Highlights & Insights

  • A "bonus" property of diffusion compression is discovered: RCC methods not only provide higher compression ratios but also exhibit inherently superior bit-flip robustness. This stems from the fact that the compressed representation encodes control signals for the denoising trajectory rather than raw data, so small perturbations may still produce similar trajectories.
  • The encoding protocol is critical to robustness: Modifying only the bitstream encoding scheme (joint → independent), without changing the model architecture or algorithmic logic, yields an order-of-magnitude improvement in robustness.

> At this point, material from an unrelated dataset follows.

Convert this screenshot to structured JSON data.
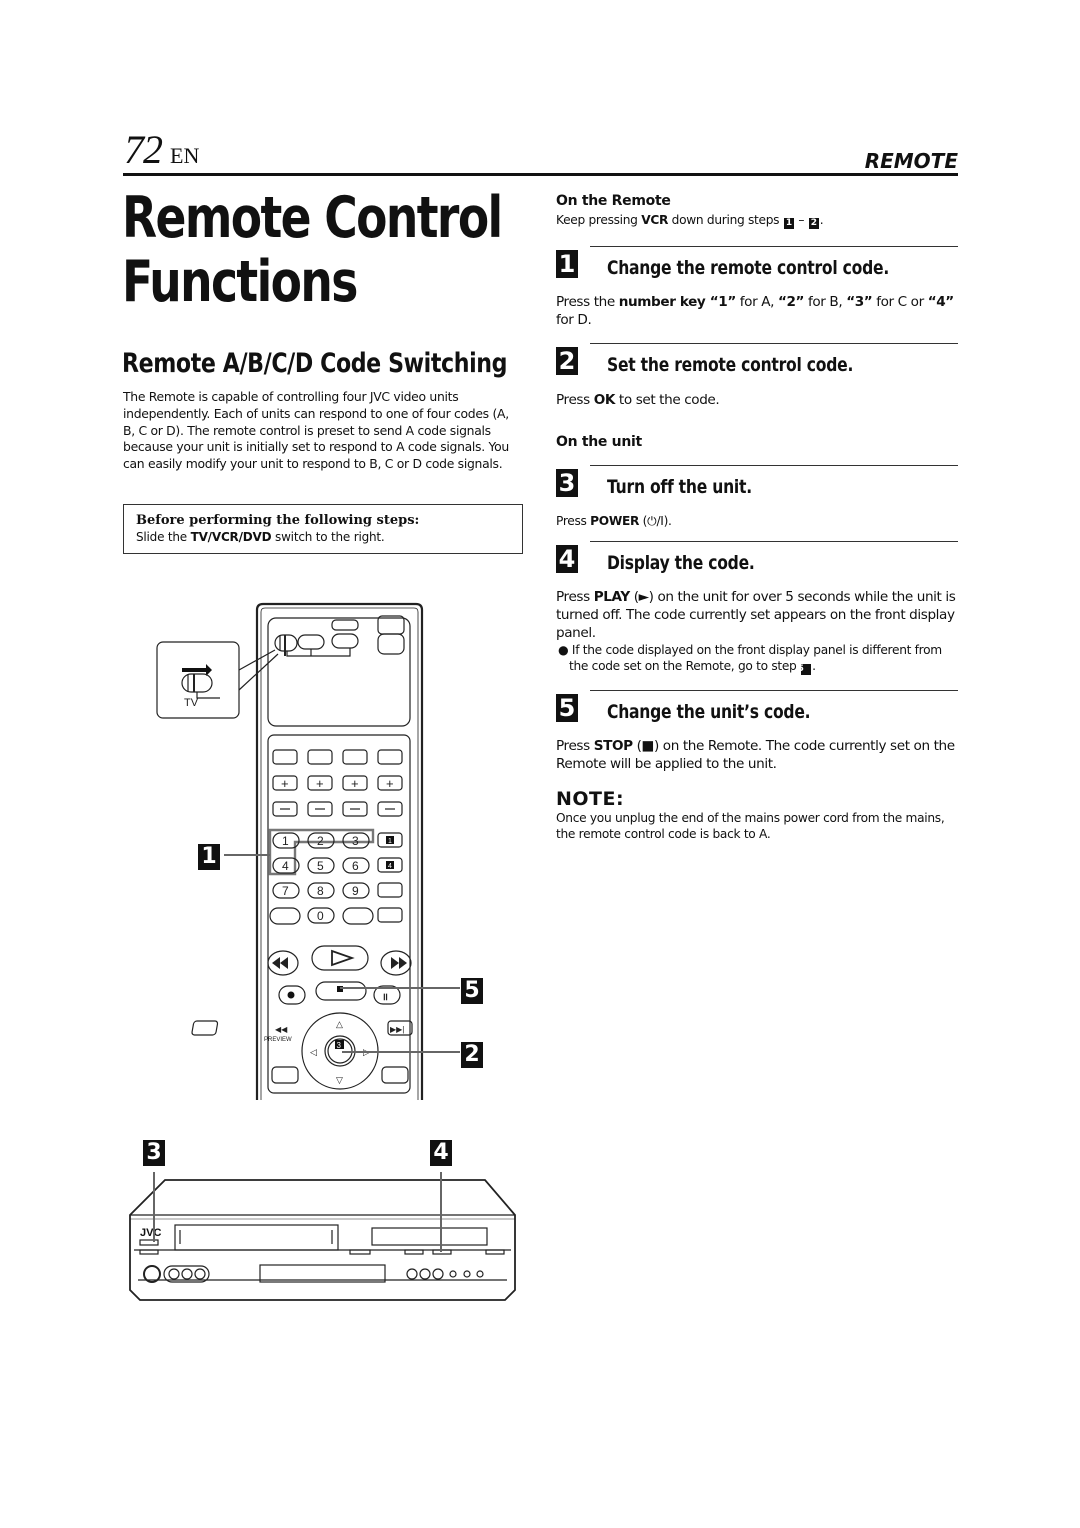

This highlights that the importance of encoding protocol design in compression systems has been underestimated.
  • Potential to rethink the traditional compression–ECC separation pipeline: If the compressed representation is sufficiently robust intrinsically, weaker ECC or even no ECC may suffice, saving bandwidth and simplifying system design.

Limitations & Future Work

  • Only binary symmetric channel (BSC) independent bit flips are evaluated; burst errors and other structured channel models are not considered.
  • Some methods use entropy coding while DDCM/Turbo-DDCM do not, making it difficult to fully disentangle the contributions of representational robustness and the encoding scheme.
  • The encoding/decoding speed of RCC methods is far slower than traditional codecs (requiring full diffusion sampling), posing a practical barrier for real-time applications.
  • Evaluation is limited to Kodak24 and DIV2K; larger-scale or more diverse image datasets are not tested.
  • No comparison is made against joint source-channel coding (JSCC) methods.
  • vs. JPEG/BPG: Traditional codecs use variable-length entropy coding, where a single bit error can cause decoding desynchronization and cascading error propagation, resulting in very poor robustness.
  • vs. Turbo-DDCM: Robust Turbo-DDCM modifies only the encoding protocol, replacing joint lexicographic indexing with independent indexing, achieving near-lossless reconstruction at BER \(= 10^{-3}\) at the cost of a ~20% BPP increase.
  • vs. DiffC: DiffC, also an RCC method, similarly exhibits good robustness, but Robust Turbo-DDCM achieves further gains at high BER.
  • This work can inspire the wireless communications community to consider the inherent robustness of generative compression when designing end-to-end transmission systems.

Rating

  • Novelty: ⭐⭐⭐⭐ First systematic study of bit-flip robustness in diffusion-based compression, with findings that are both interesting and practically significant.
  • Experimental Thoroughness: ⭐⭐⭐⭐ Systematic evaluation across multiple BER values and compression method categories, though the datasets are limited.
  • Writing Quality: ⭐⭐⭐⭐⭐ Problem motivation is clearly articulated, analysis is accessible yet rigorous, and the explanation of the vulnerability mechanism (lexicographic encoding example) is highly intuitive.
  • Value: ⭐⭐⭐⭐ Reveals a new advantage dimension of diffusion-based compression with meaningful implications for communication and compression system design.